AGNESE TESTADIFERRO-ALGA

La salita, metafora e filosofia di vita.
Soprattutto per Pantani, che della giornata di oggi, tappa n.14 del Giro n.100, è stato protagonista. Protagonista nei ricordi e nei pensieri. Ma anche per Luca Panichi, l’uomo dalle braccia d’acciaio.
La montagna Pantani, ad Oropa (Bi), è così chiamata perché nel 1999 fu il luogo in cui la catena di Marco Pantani saltò. Quel momento fu indimenticabile perché lui, nonostante ciò, riuscì a vincere. Aggiustò la catena e fece una rimonta tale da superare quattro decine abbondanti di ciclisti. Lui alla domanda – curiosità del giornalista Gianni Mura «Marco, perché in salita vai così forte?», aveva risposto «Per abbreviare la mia agonia». Risposta profonda, senza ma e senza se.
Oggi quella salita non ha solo visto i ciclisti protagonisti, con Tom Dumoulin vincitore, ma anche un corridore speciale, Luca Panichi. Sportivo paraplegico che in carrozzina scala le cime del Giro d’Italia. Un grande. Una persona che sta ore a parlare di quanto per lui sia importante lo sport senza far percepire la fatica che potrebbe fare. Panichi (Bicicuorediabete Team) ha percorso, con la sola forze delle braccia (e della mente) 11,5 km, da Biella al Santuario di Oropa, in 5 ore. Definisce le sue imprese un modo di vivere. «Queste scalate vogliono essere un’apertura per vivere la vita di tutti i giorni al meglio». Bello il supporto dei ragazzi delle scuole secondarie di primo grado e del Liceo Sportivo di Biella.

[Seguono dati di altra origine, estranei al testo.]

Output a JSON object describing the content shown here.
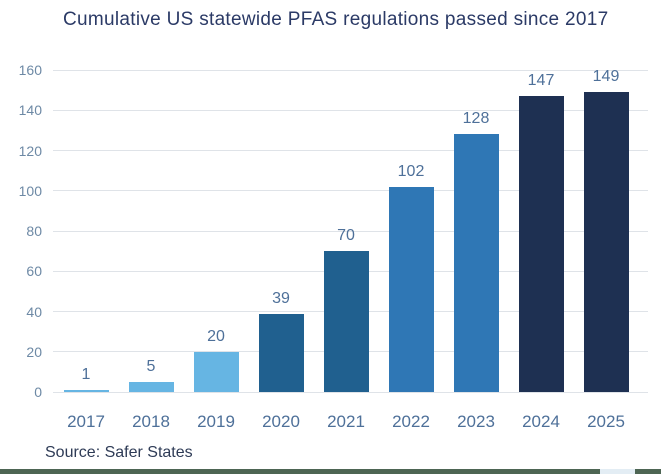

Panichi oggi ha percorso quella strada in omaggio a Pantani, Scarponi e Casartelli. «Lo stimolo durante tutta la salita sono state per me le scritte che inneggiavano Michele Scarponi e Marco Pantani. Uno stimolo in più per continuare a trasmettere un messaggio fondamentale di amore per questo sport straordinario. Ci sono stati dei momenti di difficoltà ed altri di esaltazione sia nella prestazione tecnica sia nei momenti di condivisione con il popolo del Giro d’Italia che è sempre qualcosa di straordinario. Queste scalate vogliono essere un’apertura per vivere la vita di tutti i giorni al meglio e stimolare un modo bello di vivere lo sport che non è solo il perseguimento dei risultati ma è anche trasmettere qualcosa ai giovani».
In attesa dell’arrivo di tutti i ciclisti ad Oropa in molti facevano spinning al parco del Santuario. Voci di corridoio dicono che dall’inizio della salita al traguardo stata stimate oltre 150mila persone. Un record se così fosse!
Prossima salita remember, il Mortirolo martedì 23 per la tappa n. 16. Quella salita sarà dedicata a Michele Scarponi. Salita che nel 2010 è stata per Michele il trampolino di lancio della sua ultima vittoria al Giro d’Italia. In occasione della Tappa 16 Rovetta-Bormio il corridore che transiterà per primo al Gran Premio della Montagna del Mortirolo otterrà un punteggio doppio rispetto a quello previsto nel regolamento.